Your algorithm doesn't ensure that the finishing of a task happens before the start of a later task. Therefore I claim that there might be more than maxConcurrency tasks executing at a given time. Some goroutines might still need to store the computed result in the system memory (by flushing their store buffers, etc.). That's also the reason why you could get a data race with maxConcurrecny = 1. My suggested change would ensure the required happens-before relationship by swapping the send and the receive. It has the same amount of concurrency primitives and isn't more complicated.
zzzz over 10 years

@tux21b: I'm sorry, you're completely missing the previously presented proof. Here we go again: There is a fixed upper limit of tokens in a channel. No task starts before putting a token into the channel. No token is removed from the channel before a task finishes. Therefore there is absolutely no way how there can ever be more tasks in progress than is the capacity of the channel. q.e.d. Additionally, any data races are absolutely tangential and irrelevant to the code I presented as there are no data processed in it.
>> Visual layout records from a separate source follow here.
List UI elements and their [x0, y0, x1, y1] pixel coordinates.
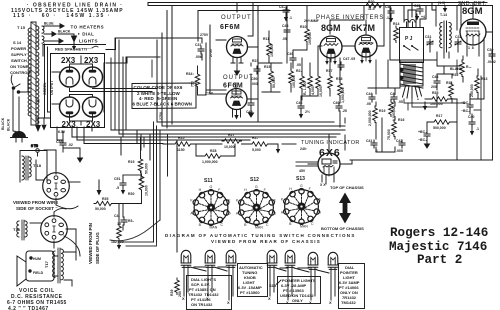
svg-text:240↑: 240↑ — [300, 147, 308, 151]
svg-text:R32: R32 — [452, 73, 458, 77]
resistor R13b — [316, 74, 323, 97]
svg-text:45V: 45V — [299, 169, 306, 173]
label X terminals — [182, 296, 332, 305]
svg-text:100,000: 100,000 — [270, 44, 274, 57]
svg-text:−BC₂: −BC₂ — [461, 109, 470, 113]
lamp L4 — [267, 250, 277, 267]
svg-text:ON TONE: ON TONE — [10, 64, 28, 69]
svg-text:1,000,000: 1,000,000 — [202, 160, 218, 164]
svg-text:S11: S11 — [204, 178, 213, 184]
svg-text:BOTTOM OF CHASSIS: BOTTOM OF CHASSIS — [321, 226, 364, 231]
svg-text:Rogers 12-146: Rogers 12-146 — [390, 226, 488, 240]
svg-text:HUM: HUM — [33, 257, 41, 261]
power plug P1 — [11, 132, 28, 143]
tube V3 2X3 — [60, 97, 80, 117]
resistor R34a 750 — [186, 72, 200, 89]
svg-text:T 15: T 15 — [17, 25, 26, 30]
switch S11 — [190, 185, 231, 230]
resistor R15 — [264, 65, 276, 88]
resistor R21 — [289, 69, 296, 88]
svg-text:50,000: 50,000 — [145, 163, 149, 174]
svg-text:C4₁: C4₁ — [114, 214, 120, 218]
svg-text:C41: C41 — [366, 139, 372, 143]
svg-text:‣ DIAL: ‣ DIAL — [78, 32, 95, 37]
svg-text:C31: C31 — [425, 35, 431, 39]
svg-text:.1: .1 — [476, 127, 479, 131]
rectifier outer enclosure — [43, 45, 106, 57]
svg-text:.05: .05 — [366, 102, 371, 106]
capacitor C31 — [195, 43, 204, 59]
transformer T18 (output to socket) — [22, 156, 42, 180]
resistor R3x — [308, 74, 315, 95]
capacitor C49 — [246, 100, 254, 117]
svg-text:C3₄: C3₄ — [279, 5, 285, 9]
switch S15 — [269, 280, 281, 288]
svg-text:5,000: 5,000 — [252, 148, 261, 152]
tube socket X2 viewed from pin side — [41, 216, 68, 243]
capacitor C41 — [366, 139, 378, 153]
svg-text:OUTPUT: OUTPUT — [50, 80, 54, 95]
svg-text:75,000: 75,000 — [387, 129, 391, 140]
svg-text:100,000: 100,000 — [308, 32, 312, 45]
resistor R39 — [170, 278, 182, 297]
svg-text:X: X — [227, 300, 230, 305]
switch S12 — [236, 185, 277, 230]
wire right low area — [350, 118, 493, 164]
svg-text:R19: R19 — [128, 160, 134, 164]
resistor R24 — [393, 22, 399, 43]
svg-text:R34↕: R34↕ — [186, 72, 194, 76]
wire right region verticals — [376, 60, 481, 160]
svg-text:200: 200 — [431, 85, 437, 89]
lamp L5 — [285, 250, 295, 267]
svg-text:.25: .25 — [342, 109, 347, 113]
svg-text:SIDE OF SOCKET ⁻: SIDE OF SOCKET ⁻ — [16, 206, 58, 211]
svg-text:4.2 ″ ″ TD1467: 4.2 ″ ″ TD1467 — [8, 306, 49, 310]
svg-text:.05: .05 — [296, 63, 301, 67]
lamp L2 — [205, 250, 215, 267]
capacitor C47 — [338, 57, 355, 70]
resistor R20 top — [364, 0, 384, 11]
capacitor C32 trimmer — [425, 35, 433, 47]
svg-text:X: X — [309, 300, 312, 305]
note: viewed from wire side of socket — [13, 200, 58, 211]
svg-text:RED SPAGHETTI⁻⁻: RED SPAGHETTI⁻⁻ — [55, 47, 91, 52]
arrow ground R35 — [423, 102, 427, 111]
svg-text:R30: R30 — [128, 192, 134, 196]
svg-text:50,000: 50,000 — [95, 207, 106, 211]
svg-text:115 · 60 · 145W 1.35 ·: 115 · 60 · 145W 1.35 · — [13, 13, 111, 19]
resistor R25 — [173, 136, 193, 152]
svg-text:6F6M: 6F6M — [220, 24, 240, 31]
arrow T15 bottom ground — [35, 118, 41, 132]
capacitor BC1 BC2 electrolytic — [461, 101, 473, 113]
svg-text:−BC₄: −BC₄ — [418, 138, 427, 142]
svg-text:C48: C48 — [282, 24, 288, 28]
wire secondary leads down — [36, 118, 46, 130]
svg-text:10,000: 10,000 — [224, 145, 235, 149]
capacitor C51 — [114, 177, 126, 195]
resistor R14 — [446, 81, 453, 99]
transformer T17 output — [44, 248, 63, 283]
transformer T14 — [440, 13, 452, 52]
capacitor C45 — [414, 4, 425, 21]
svg-text:.05: .05 — [398, 100, 403, 104]
node fuse 6T0 — [31, 144, 39, 156]
note: dial lights spec — [187, 276, 232, 310]
svg-text:500,000: 500,000 — [433, 126, 446, 130]
svg-text:VIEWED FROM WIRE: VIEWED FROM WIRE — [13, 200, 58, 205]
note: observed line drain table — [11, 3, 124, 20]
resistor R12 — [460, 60, 472, 77]
svg-text:C47 .05: C47 .05 — [343, 57, 355, 61]
resistor R35b — [430, 91, 450, 106]
svg-text:R17: R17 — [326, 69, 332, 73]
resistor R17b — [326, 69, 332, 91]
svg-text:S 14: S 14 — [13, 40, 22, 45]
capacitor C37 — [385, 5, 394, 23]
svg-text:X X: X X — [320, 183, 326, 187]
T18 enclosure box — [20, 151, 47, 183]
svg-text:R27: R27 — [228, 133, 234, 137]
resistor R1 — [389, 100, 396, 121]
svg-text:750: 750 — [191, 81, 195, 87]
note: red spaghetti — [55, 46, 98, 51]
svg-text:C43: C43 — [432, 75, 438, 79]
svg-text:R25: R25 — [178, 136, 184, 140]
svg-text:275V: 275V — [200, 33, 209, 37]
resistor R29 — [250, 136, 270, 152]
svg-text:6 T0: 6 T0 — [31, 144, 38, 148]
svg-text:S12: S12 — [250, 177, 259, 183]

I'm afraid you don't understand how the simple code actually works, sorry.
Fabio Suarez almost 10 years

No, it doesn't. The code above uses a single SPMC (single producer / multiple consumer) queue to distribute tasks to different workers. Each command can only be received once from the tasks channel.
Chris over 8 years

'range tasks' will iterate until the task channel has no more messages?
fubupc over 7 years

This solution has two little issues: (1) wg.Done() should better be wrapped in a defer wg.Done() . (2) even if you fix (1) , you still may NOT fully utilize max concurrency after some goroutines be killed by cmd.Run() panic somehow.
AndreaM16 over 7 years

+1 for the answer but, I have a question, what If I would like to store the i-output in a variable and print it?
Gerhard Hagerer over 7 years

Beautiful solution!
William King about 7 years

For anyone else looking at this, TL;DR zzzz is correct, although for a time tux21b was correct. See the following: golang.org/doc/go1.3#memory codereview.appspot.com/75130045 golang.org/doc/effective_go.html#channels
perelin almost 7 years

Exactly what I was looking for! My long running goroutines were sucking up memory until finaly OSX decided to kill the whole process. With this I now just limit goroutines to the number of cores.